ELIZA, le premier Chatbot, ressuscité 60 ans plus tard
Des chercheurs ont redonné vie à ELIZA, le tout premier chatbot au monde, grâce à un code source perdu depuis près de 60 ans. Ce retour fascinant nous replonge dans les débuts de l’intelligence artificielle et soulève des questions intemporelles sur notre rapport aux machines.

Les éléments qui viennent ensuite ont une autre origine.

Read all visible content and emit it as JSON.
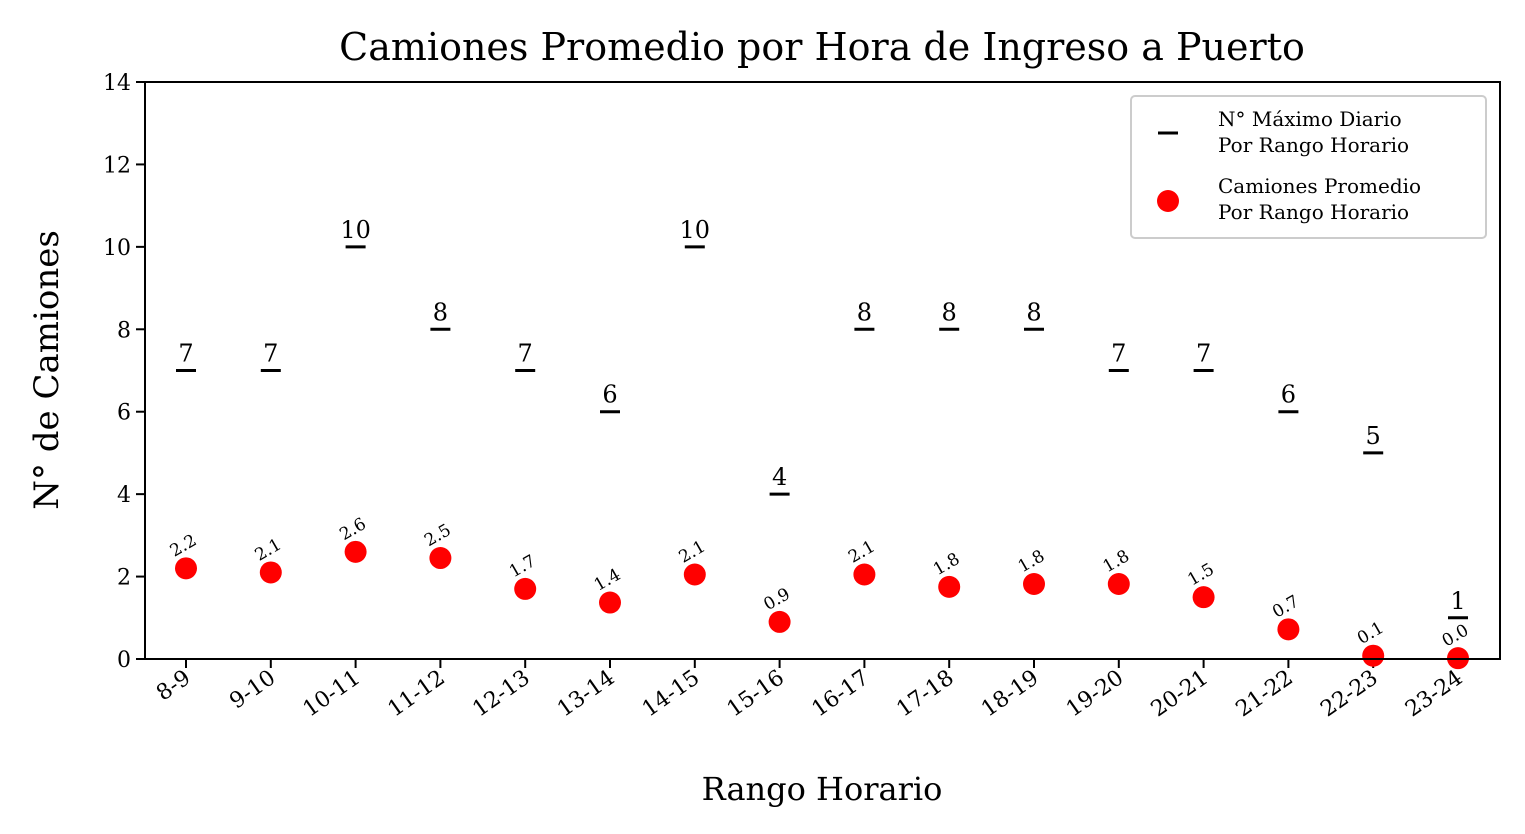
{
  "chart_data": {
    "type": "scatter",
    "title": "Camiones Promedio por Hora de Ingreso a Puerto",
    "xlabel": "Rango Horario",
    "ylabel": "N° de Camiones",
    "ylim": [
      0,
      14
    ],
    "yticks": [
      0,
      2,
      4,
      6,
      8,
      10,
      12,
      14
    ],
    "categories": [
      "8-9",
      "9-10",
      "10-11",
      "11-12",
      "12-13",
      "13-14",
      "14-15",
      "15-16",
      "16-17",
      "17-18",
      "18-19",
      "19-20",
      "20-21",
      "21-22",
      "22-23",
      "23-24"
    ],
    "series": [
      {
        "name": "N° Máximo Diario\nPor Rango Horario",
        "marker": "hline",
        "color": "#000000",
        "values": [
          7,
          7,
          10,
          8,
          7,
          6,
          10,
          4,
          8,
          8,
          8,
          7,
          7,
          6,
          5,
          1
        ],
        "labels": [
          "7",
          "7",
          "10",
          "8",
          "7",
          "6",
          "10",
          "4",
          "8",
          "8",
          "8",
          "7",
          "7",
          "6",
          "5",
          "1"
        ]
      },
      {
        "name": "Camiones Promedio\nPor Rango Horario",
        "marker": "circle",
        "color": "#ff0000",
        "values": [
          2.2,
          2.1,
          2.6,
          2.45,
          1.7,
          1.37,
          2.05,
          0.9,
          2.05,
          1.75,
          1.82,
          1.82,
          1.5,
          0.72,
          0.08,
          0.02
        ],
        "labels": [
          "2.2",
          "2.1",
          "2.6",
          "2.5",
          "1.7",
          "1.4",
          "2.1",
          "0.9",
          "2.1",
          "1.8",
          "1.8",
          "1.8",
          "1.5",
          "0.7",
          "0.1",
          "0.0"
        ]
      }
    ],
    "legend": "top-right",
    "grid": false
  }
}
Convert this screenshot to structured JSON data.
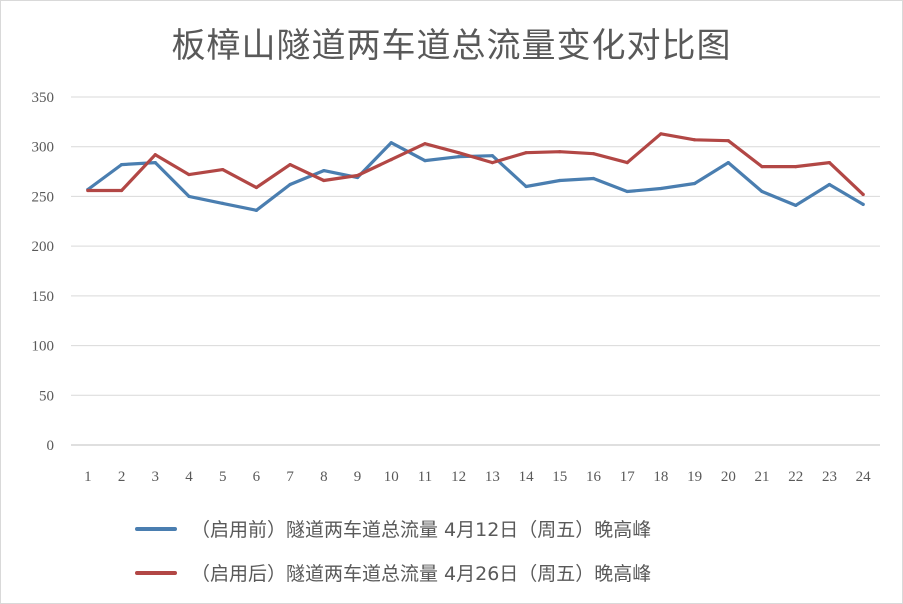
{
  "chart_data": {
    "type": "line",
    "title": "板樟山隧道两车道总流量变化对比图",
    "xlabel": "",
    "ylabel": "",
    "categories": [
      "1",
      "2",
      "3",
      "4",
      "5",
      "6",
      "7",
      "8",
      "9",
      "10",
      "11",
      "12",
      "13",
      "14",
      "15",
      "16",
      "17",
      "18",
      "19",
      "20",
      "21",
      "22",
      "23",
      "24"
    ],
    "ylim": [
      0,
      350
    ],
    "yticks": [
      0,
      50,
      100,
      150,
      200,
      250,
      300,
      350
    ],
    "grid": true,
    "legend_position": "bottom",
    "series": [
      {
        "name": "（启用前）隧道两车道总流量 4月12日（周五）晚高峰",
        "color": "#4a7eb0",
        "values": [
          257,
          282,
          284,
          250,
          243,
          236,
          262,
          276,
          269,
          304,
          286,
          290,
          291,
          260,
          266,
          268,
          255,
          258,
          263,
          284,
          255,
          241,
          262,
          242
        ]
      },
      {
        "name": "（启用后）隧道两车道总流量 4月26日（周五）晚高峰",
        "color": "#b24745",
        "values": [
          256,
          256,
          292,
          272,
          277,
          259,
          282,
          266,
          271,
          287,
          303,
          294,
          284,
          294,
          295,
          293,
          284,
          313,
          307,
          306,
          280,
          280,
          284,
          252
        ]
      }
    ]
  }
}
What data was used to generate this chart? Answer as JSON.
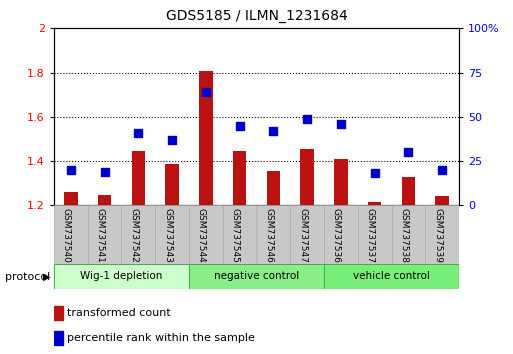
{
  "title": "GDS5185 / ILMN_1231684",
  "samples": [
    "GSM737540",
    "GSM737541",
    "GSM737542",
    "GSM737543",
    "GSM737544",
    "GSM737545",
    "GSM737546",
    "GSM737547",
    "GSM737536",
    "GSM737537",
    "GSM737538",
    "GSM737539"
  ],
  "transformed_count": [
    1.26,
    1.245,
    1.445,
    1.385,
    1.805,
    1.445,
    1.355,
    1.455,
    1.41,
    1.215,
    1.33,
    1.24
  ],
  "percentile_rank": [
    20,
    19,
    41,
    37,
    64,
    45,
    42,
    49,
    46,
    18,
    30,
    20
  ],
  "groups": [
    {
      "label": "Wig-1 depletion",
      "start": 0,
      "end": 3,
      "color": "#ccffcc"
    },
    {
      "label": "negative control",
      "start": 4,
      "end": 7,
      "color": "#88ee88"
    },
    {
      "label": "vehicle control",
      "start": 8,
      "end": 11,
      "color": "#77ee77"
    }
  ],
  "ylim_left": [
    1.2,
    2.0
  ],
  "ylim_right": [
    0,
    100
  ],
  "yticks_left": [
    1.2,
    1.4,
    1.6,
    1.8,
    2.0
  ],
  "ytick_labels_left": [
    "1.2",
    "1.4",
    "1.6",
    "1.8",
    "2"
  ],
  "yticks_right": [
    0,
    25,
    50,
    75,
    100
  ],
  "ytick_labels_right": [
    "0",
    "25",
    "50",
    "75",
    "100%"
  ],
  "bar_color": "#bb1111",
  "dot_color": "#0000cc",
  "bar_width": 0.4,
  "dot_size": 30,
  "sample_box_color": "#c8c8c8",
  "group_border_color": "#008800"
}
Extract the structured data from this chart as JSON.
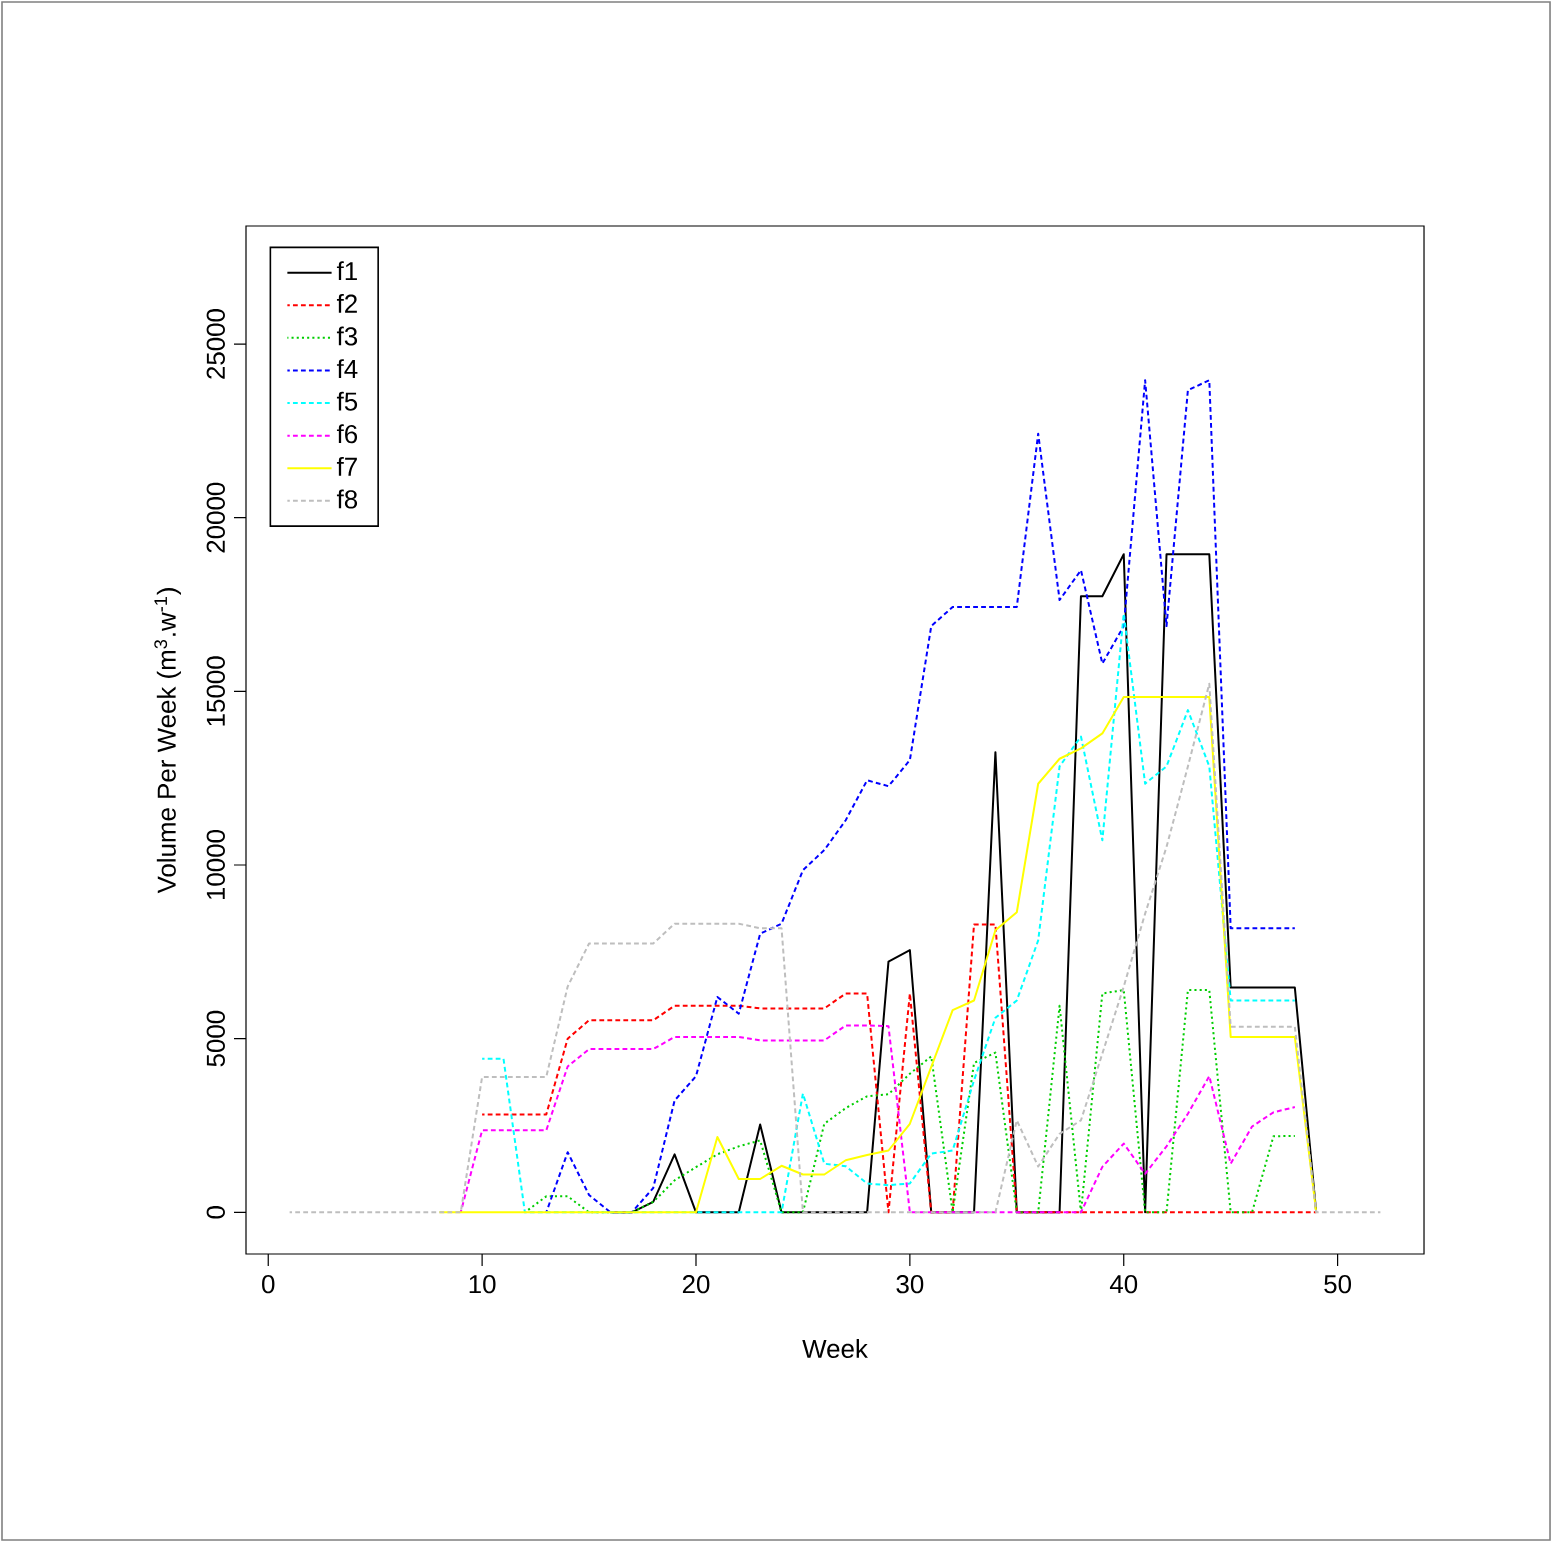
{
  "chart_data": {
    "type": "line",
    "xlabel": "Week",
    "ylabel": "Volume Per Week (m$^{3}$.w$^{-1}$)",
    "x": [
      1,
      2,
      3,
      4,
      5,
      6,
      7,
      8,
      9,
      10,
      11,
      12,
      13,
      14,
      15,
      16,
      17,
      18,
      19,
      20,
      21,
      22,
      23,
      24,
      25,
      26,
      27,
      28,
      29,
      30,
      31,
      32,
      33,
      34,
      35,
      36,
      37,
      38,
      39,
      40,
      41,
      42,
      43,
      44,
      45,
      46,
      47,
      48,
      49,
      50,
      51,
      52
    ],
    "xlim": [
      -1.04,
      54.04
    ],
    "ylim": [
      -1200,
      28400
    ],
    "xticks": [
      0,
      10,
      20,
      30,
      40,
      50
    ],
    "yticks": [
      0,
      5000,
      10000,
      15000,
      20000,
      25000
    ],
    "legend": "top left",
    "grid": false,
    "marker": "none",
    "series": [
      {
        "name": "f1",
        "color": "#000000",
        "line_style": "solid",
        "values": [
          null,
          null,
          null,
          null,
          null,
          null,
          null,
          null,
          null,
          null,
          null,
          null,
          null,
          null,
          null,
          0,
          0,
          300,
          1670,
          0,
          0,
          0,
          2530,
          0,
          0,
          0,
          0,
          0,
          7220,
          7550,
          0,
          0,
          0,
          13250,
          0,
          0,
          0,
          17740,
          17740,
          18950,
          0,
          18950,
          18950,
          18950,
          6470,
          6470,
          6470,
          6470,
          0,
          null,
          null,
          null
        ]
      },
      {
        "name": "f2",
        "color": "#ff0000",
        "line_style": "dashed",
        "values": [
          null,
          null,
          null,
          null,
          null,
          null,
          null,
          null,
          null,
          2820,
          2820,
          2820,
          2820,
          5000,
          5530,
          5530,
          5530,
          5530,
          5950,
          5950,
          5950,
          5950,
          5870,
          5870,
          5870,
          5870,
          6300,
          6300,
          0,
          6300,
          0,
          0,
          8290,
          8290,
          0,
          0,
          0,
          0,
          0,
          0,
          0,
          0,
          0,
          0,
          0,
          0,
          0,
          0,
          0,
          null,
          null,
          null
        ]
      },
      {
        "name": "f3",
        "color": "#00cd00",
        "line_style": "dotted",
        "values": [
          null,
          null,
          null,
          null,
          null,
          null,
          null,
          null,
          null,
          null,
          null,
          0,
          460,
          460,
          0,
          0,
          0,
          300,
          920,
          1300,
          1670,
          1900,
          2070,
          0,
          0,
          2550,
          3000,
          3340,
          3400,
          3990,
          4490,
          0,
          4300,
          4600,
          0,
          0,
          5950,
          0,
          6300,
          6400,
          0,
          0,
          6400,
          6400,
          0,
          0,
          2190,
          2200,
          null,
          null,
          null,
          null
        ]
      },
      {
        "name": "f4",
        "color": "#0000ff",
        "line_style": "dashed",
        "values": [
          null,
          null,
          null,
          null,
          null,
          null,
          null,
          null,
          null,
          null,
          null,
          null,
          0,
          1730,
          500,
          0,
          0,
          700,
          3220,
          3920,
          6200,
          5720,
          8020,
          8310,
          9850,
          10430,
          11290,
          12440,
          12270,
          13020,
          16880,
          17430,
          17430,
          17430,
          17430,
          22420,
          17630,
          18490,
          15800,
          16880,
          23960,
          16880,
          23670,
          23960,
          8180,
          8180,
          8180,
          8180,
          null,
          null,
          null,
          null
        ]
      },
      {
        "name": "f5",
        "color": "#00ffff",
        "line_style": "dashed",
        "values": [
          null,
          null,
          null,
          null,
          null,
          null,
          null,
          null,
          null,
          4420,
          4420,
          0,
          0,
          0,
          0,
          0,
          0,
          0,
          0,
          0,
          0,
          0,
          0,
          0,
          3420,
          1400,
          1330,
          830,
          780,
          830,
          1690,
          1780,
          3800,
          5600,
          6100,
          7830,
          12840,
          13700,
          10710,
          17240,
          12340,
          12840,
          14460,
          12840,
          6100,
          6100,
          6100,
          6100,
          null,
          null,
          null,
          null
        ]
      },
      {
        "name": "f6",
        "color": "#ff00ff",
        "line_style": "dashed",
        "values": [
          null,
          null,
          null,
          null,
          null,
          null,
          null,
          null,
          0,
          2360,
          2360,
          2360,
          2360,
          4200,
          4700,
          4700,
          4700,
          4700,
          5050,
          5050,
          5050,
          5050,
          4950,
          4950,
          4950,
          4950,
          5380,
          5380,
          5360,
          0,
          0,
          0,
          0,
          0,
          0,
          0,
          0,
          0,
          1310,
          1980,
          1110,
          1900,
          2840,
          3920,
          1400,
          2470,
          2880,
          3030,
          null,
          null,
          null,
          null
        ]
      },
      {
        "name": "f7",
        "color": "#ffff00",
        "line_style": "solid",
        "values": [
          null,
          null,
          null,
          null,
          null,
          null,
          null,
          0,
          0,
          0,
          0,
          0,
          0,
          0,
          0,
          0,
          0,
          0,
          0,
          0,
          2170,
          960,
          960,
          1340,
          1090,
          1090,
          1500,
          1650,
          1780,
          2550,
          4190,
          5820,
          6100,
          8120,
          8640,
          12340,
          13060,
          13360,
          13790,
          14840,
          14840,
          14840,
          14840,
          14840,
          5050,
          5050,
          5050,
          5050,
          0,
          null,
          null,
          null
        ]
      },
      {
        "name": "f8",
        "color": "#bebebe",
        "line_style": "dashed",
        "values": [
          0,
          0,
          0,
          0,
          0,
          0,
          0,
          0,
          0,
          3900,
          3900,
          3900,
          3900,
          6500,
          7740,
          7740,
          7740,
          7740,
          8310,
          8310,
          8310,
          8310,
          8180,
          8180,
          0,
          0,
          0,
          0,
          0,
          0,
          0,
          0,
          0,
          0,
          2650,
          1320,
          2260,
          2650,
          4570,
          6500,
          8600,
          10520,
          12840,
          15220,
          5340,
          5340,
          5340,
          5340,
          0,
          0,
          0,
          0
        ]
      }
    ]
  }
}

Développé dans les années 1960 par Joseph Weizenbaum, professeur au MIT, ELIZA était un programme pionnier conçu pour simuler une conversation avec un psychothérapeute. Cependant, au-delà de sa fonction initiale, ELIZA a marqué l’histoire en suscitant un attachement émotionnel chez ses utilisateurs, un phénomène qui a profondément troublé son créateur.
En 2021, un groupe de chercheurs a redécouvert le code source original d’ELIZA dans les archives du MIT. Ce code, écrit dans un langage aujourd’hui disparu appelé MAD-SLIP, a été restauré et relancé pour la première fois depuis plus de six décennies. Ressusciter ELIZA a nécessité de nettoyer et déboguer le code, ainsi que de concevoir un émulateur imitant les ordinateurs de l’époque.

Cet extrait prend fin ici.